I've been working on my family history for many decades now.  Last year, I was sorting through some old photos and came across this one from about 1920: 

The two on the left are my grandparents.  They were apparently clowning around with their friends somewhere over the Hudson River.  What really grabbed my attention, though, was the guy on the right.  In the photo, he's laughing, but with just a tiny change to his expression, he could be crying out.  Remember the Nazi in the movie "Raiders of the Lost Ark", the guy whose face melted at the end?  Yeah, this guy in the photo kinda looks like him.  So I thought it would be fun to take this old photo and see if I could make it creepy.  I took a swing at it last year and this was the result:

I titled it "The Undertakers".  I thought the end result was pretty "meh", but didn't really know why.  So I shrugged my shoulders and went on with other experiments.  

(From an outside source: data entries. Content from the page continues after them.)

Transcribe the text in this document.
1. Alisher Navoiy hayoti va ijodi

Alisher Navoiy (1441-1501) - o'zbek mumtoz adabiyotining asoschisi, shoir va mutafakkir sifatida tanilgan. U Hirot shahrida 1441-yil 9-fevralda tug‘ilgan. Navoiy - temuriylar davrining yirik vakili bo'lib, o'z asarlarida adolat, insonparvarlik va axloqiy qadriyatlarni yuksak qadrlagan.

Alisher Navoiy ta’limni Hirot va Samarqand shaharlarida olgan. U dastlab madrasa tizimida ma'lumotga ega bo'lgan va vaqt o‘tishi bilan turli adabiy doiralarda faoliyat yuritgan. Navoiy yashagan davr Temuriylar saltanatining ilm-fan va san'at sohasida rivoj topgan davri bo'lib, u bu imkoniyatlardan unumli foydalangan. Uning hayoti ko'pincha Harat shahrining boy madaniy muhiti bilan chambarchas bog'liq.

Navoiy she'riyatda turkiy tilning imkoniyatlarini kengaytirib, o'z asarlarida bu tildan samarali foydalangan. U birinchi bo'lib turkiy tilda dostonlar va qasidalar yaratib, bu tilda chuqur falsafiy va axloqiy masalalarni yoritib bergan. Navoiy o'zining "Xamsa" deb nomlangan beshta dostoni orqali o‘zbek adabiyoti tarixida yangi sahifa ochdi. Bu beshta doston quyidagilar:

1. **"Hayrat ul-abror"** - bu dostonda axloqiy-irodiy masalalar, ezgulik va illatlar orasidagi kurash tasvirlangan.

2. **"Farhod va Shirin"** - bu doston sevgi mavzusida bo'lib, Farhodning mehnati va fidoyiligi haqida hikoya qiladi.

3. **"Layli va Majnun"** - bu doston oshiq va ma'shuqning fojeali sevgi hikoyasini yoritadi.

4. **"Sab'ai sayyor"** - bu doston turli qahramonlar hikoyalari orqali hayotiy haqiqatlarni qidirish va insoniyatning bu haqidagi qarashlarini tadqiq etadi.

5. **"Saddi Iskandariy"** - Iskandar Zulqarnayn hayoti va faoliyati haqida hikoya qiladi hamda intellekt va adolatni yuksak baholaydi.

Recently, I was looking at the work of a really interesting painter, Anne Magill.  Her paintings are often dark, with a very limited range of colors.  Here's a sample:

I was looking at her artwork and asking myself what feelings they evoked in me, and one of the responses was "mystery".  And then I remembered that mystery was one of the feelings I was trying to get out of "The Undertakers".  So I pulled it off the shelf, set it up on an easel, and compared it to Magill's paintings.  And I realized that, in my painting, I told the viewer way too much.  Too much detail in the faces.  Too much light.  Too much color.  Too much other stuff: cracks in the rock, trees, people.  It didn't give the viewer room to create a story of their own.  So I pulled out another canvas the same size as the first one and transferred the same composition over to the new canvas.  Then I went to work: simplifying the composition (one of the figures and all the trees are gone), reducing the details, reducing the range of colors, and trying to keep the attention focused where I wanted it.  It took a couple of weeks, but I called it done and here it is:

This version is much better than the first one.  I don't know that I'd call it a winner, but I certainly learned a lot from it.  There are several things that I'd do differently if I had to do it again.  Maybe I'll go back over it in a week or two and make some more changes.  But it's definitely closer to my original intention than the first painting.  I'm working on another project right now that uses many of the same ideas, but in a very different way.  We'll see how that one comes out.  Meanwhile, I'm pretty happy to have a new tool in my studio toolbox!